During the 1,206-day holding period, TRK outperformed as a short position, declining 32% compared to a 29% gain for the S&P 500.
TRK was upgraded to Neutral on 10/17/18 after the falling stock price made its valuation less dangerous.
The company’s net operating profit after tax (NOPAT) continues to decline, down from $57 million in 2014 to $42 million over the trailing twelve months. However, the company has maintained a high free cash flow yield (currently ~8%) by cutting back on capex.
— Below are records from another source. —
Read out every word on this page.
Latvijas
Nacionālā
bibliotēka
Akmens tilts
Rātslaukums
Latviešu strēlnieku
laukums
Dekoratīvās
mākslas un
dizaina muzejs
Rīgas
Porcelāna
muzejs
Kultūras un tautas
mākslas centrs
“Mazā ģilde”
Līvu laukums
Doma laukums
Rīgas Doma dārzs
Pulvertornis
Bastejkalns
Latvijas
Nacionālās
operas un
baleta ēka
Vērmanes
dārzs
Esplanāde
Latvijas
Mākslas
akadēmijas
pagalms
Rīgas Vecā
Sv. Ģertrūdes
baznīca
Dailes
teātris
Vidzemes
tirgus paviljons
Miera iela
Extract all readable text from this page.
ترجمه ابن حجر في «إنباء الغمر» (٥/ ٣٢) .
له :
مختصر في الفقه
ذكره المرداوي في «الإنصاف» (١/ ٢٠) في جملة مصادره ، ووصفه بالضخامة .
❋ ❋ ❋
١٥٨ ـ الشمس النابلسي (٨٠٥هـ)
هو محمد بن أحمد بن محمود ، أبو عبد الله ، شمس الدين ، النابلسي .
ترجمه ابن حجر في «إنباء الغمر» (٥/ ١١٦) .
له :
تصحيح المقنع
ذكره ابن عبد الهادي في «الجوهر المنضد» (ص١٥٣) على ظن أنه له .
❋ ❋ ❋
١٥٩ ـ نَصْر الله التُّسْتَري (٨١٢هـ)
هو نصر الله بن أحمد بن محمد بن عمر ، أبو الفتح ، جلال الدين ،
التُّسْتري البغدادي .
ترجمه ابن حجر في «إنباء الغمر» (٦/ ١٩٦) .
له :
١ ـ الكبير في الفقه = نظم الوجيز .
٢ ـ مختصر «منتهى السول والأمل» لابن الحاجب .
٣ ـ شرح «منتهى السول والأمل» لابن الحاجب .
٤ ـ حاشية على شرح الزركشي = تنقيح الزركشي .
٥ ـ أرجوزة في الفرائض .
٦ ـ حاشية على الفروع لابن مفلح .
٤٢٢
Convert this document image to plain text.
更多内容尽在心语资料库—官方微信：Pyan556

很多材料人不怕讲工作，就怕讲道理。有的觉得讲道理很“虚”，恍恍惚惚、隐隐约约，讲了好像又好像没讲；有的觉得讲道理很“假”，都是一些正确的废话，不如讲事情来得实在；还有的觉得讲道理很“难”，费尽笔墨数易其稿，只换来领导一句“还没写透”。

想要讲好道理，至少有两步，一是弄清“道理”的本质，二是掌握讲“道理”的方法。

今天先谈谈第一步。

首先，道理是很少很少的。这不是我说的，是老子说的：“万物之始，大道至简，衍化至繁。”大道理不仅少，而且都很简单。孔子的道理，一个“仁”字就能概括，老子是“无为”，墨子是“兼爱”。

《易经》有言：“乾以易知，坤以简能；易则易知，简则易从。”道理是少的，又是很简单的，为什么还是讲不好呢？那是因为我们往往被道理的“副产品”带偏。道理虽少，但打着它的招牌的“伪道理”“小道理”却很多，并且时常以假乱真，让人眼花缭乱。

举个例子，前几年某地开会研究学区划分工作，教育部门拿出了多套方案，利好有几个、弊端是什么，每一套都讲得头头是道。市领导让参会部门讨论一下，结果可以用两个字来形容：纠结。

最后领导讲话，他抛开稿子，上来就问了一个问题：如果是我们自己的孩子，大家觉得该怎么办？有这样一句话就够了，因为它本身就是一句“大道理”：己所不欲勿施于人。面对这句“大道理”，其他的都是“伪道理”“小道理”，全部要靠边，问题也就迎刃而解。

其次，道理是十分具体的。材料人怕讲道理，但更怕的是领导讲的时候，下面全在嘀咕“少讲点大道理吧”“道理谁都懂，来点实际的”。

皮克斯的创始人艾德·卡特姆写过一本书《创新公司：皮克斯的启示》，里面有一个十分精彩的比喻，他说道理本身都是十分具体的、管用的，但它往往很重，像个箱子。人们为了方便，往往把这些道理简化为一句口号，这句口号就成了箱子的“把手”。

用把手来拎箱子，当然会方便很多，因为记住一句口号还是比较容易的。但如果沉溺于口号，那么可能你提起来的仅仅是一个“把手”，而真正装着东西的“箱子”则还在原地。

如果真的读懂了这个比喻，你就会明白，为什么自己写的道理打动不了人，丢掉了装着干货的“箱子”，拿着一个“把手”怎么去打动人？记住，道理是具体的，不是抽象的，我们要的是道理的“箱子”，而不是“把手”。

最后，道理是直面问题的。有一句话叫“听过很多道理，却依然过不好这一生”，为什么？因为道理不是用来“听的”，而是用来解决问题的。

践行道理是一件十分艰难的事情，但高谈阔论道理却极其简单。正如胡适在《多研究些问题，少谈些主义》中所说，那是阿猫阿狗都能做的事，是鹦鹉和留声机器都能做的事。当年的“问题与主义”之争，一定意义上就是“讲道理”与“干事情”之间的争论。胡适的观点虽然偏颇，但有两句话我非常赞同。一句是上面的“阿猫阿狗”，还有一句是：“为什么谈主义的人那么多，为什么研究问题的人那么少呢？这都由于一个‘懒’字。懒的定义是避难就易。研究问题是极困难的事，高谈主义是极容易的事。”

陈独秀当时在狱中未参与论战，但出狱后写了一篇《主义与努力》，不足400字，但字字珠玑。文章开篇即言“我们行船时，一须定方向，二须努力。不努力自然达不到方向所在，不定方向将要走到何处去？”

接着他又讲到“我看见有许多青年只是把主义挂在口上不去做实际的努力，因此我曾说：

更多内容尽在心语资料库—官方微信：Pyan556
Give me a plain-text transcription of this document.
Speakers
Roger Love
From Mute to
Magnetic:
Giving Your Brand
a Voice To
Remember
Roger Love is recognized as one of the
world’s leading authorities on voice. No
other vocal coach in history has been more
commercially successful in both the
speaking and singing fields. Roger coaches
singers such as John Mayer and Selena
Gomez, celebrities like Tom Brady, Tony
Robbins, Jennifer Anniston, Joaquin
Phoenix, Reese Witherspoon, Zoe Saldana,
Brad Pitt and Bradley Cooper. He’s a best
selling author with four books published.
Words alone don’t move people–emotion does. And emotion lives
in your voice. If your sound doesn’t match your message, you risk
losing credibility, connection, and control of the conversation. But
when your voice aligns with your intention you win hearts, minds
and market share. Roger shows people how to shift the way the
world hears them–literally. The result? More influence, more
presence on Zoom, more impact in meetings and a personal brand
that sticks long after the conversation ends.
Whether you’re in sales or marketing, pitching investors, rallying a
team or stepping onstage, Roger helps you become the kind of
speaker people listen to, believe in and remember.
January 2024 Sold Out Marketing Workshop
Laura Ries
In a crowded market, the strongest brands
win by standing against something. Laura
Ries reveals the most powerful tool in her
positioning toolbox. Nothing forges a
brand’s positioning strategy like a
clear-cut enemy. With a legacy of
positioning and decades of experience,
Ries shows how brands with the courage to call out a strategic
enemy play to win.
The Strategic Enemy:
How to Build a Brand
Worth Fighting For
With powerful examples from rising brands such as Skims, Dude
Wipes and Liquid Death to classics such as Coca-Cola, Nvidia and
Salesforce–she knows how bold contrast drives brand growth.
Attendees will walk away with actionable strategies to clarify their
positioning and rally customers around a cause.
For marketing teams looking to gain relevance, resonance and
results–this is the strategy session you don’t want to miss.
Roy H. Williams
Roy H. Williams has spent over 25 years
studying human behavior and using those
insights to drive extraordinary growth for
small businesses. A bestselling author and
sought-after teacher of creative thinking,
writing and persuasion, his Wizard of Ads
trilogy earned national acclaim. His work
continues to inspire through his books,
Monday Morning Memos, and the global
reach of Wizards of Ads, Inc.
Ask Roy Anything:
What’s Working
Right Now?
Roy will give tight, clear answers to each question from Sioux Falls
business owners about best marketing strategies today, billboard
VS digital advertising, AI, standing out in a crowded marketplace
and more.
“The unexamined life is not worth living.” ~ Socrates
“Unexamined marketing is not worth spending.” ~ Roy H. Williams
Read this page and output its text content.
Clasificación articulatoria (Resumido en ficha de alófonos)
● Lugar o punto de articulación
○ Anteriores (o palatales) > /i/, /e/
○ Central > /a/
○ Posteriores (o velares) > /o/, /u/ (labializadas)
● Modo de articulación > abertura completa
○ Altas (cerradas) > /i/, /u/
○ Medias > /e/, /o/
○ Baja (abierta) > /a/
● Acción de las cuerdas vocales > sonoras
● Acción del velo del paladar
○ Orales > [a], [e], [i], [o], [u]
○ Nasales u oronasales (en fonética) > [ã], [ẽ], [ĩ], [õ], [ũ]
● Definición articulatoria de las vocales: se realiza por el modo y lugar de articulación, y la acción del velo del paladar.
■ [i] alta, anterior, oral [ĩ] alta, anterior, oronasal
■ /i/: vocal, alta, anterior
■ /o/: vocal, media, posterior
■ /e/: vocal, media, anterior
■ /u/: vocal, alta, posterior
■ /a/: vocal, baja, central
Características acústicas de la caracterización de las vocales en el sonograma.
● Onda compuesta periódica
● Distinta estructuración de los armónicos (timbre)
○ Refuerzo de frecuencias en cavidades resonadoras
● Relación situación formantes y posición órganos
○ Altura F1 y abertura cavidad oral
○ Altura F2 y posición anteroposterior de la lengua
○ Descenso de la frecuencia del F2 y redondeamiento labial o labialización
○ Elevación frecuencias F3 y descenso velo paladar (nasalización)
TRK used this free cash flow to reduce its total debt from ~$400 million in 2014 to ~$200 million (32% of market cap) currently.
Even though we still think the long-term outlook for TRK’s business is bleak, the improved balance sheet and lowered valuation reduce the downside risk. As a result, we are closing this position.
Figure 1: TRK vs. S&P 500 – Price Return – Successful Short Call
Sources: New Constructs, LLC and company filings
Note: Gain/Decline performance analysis excludes transaction costs and dividends.
This article originally published on November 7, 2018.
Disclosure: David Trainer, Kyle Guske II, and Sam McBride receive no compensation to write about any specific stock, style, or theme.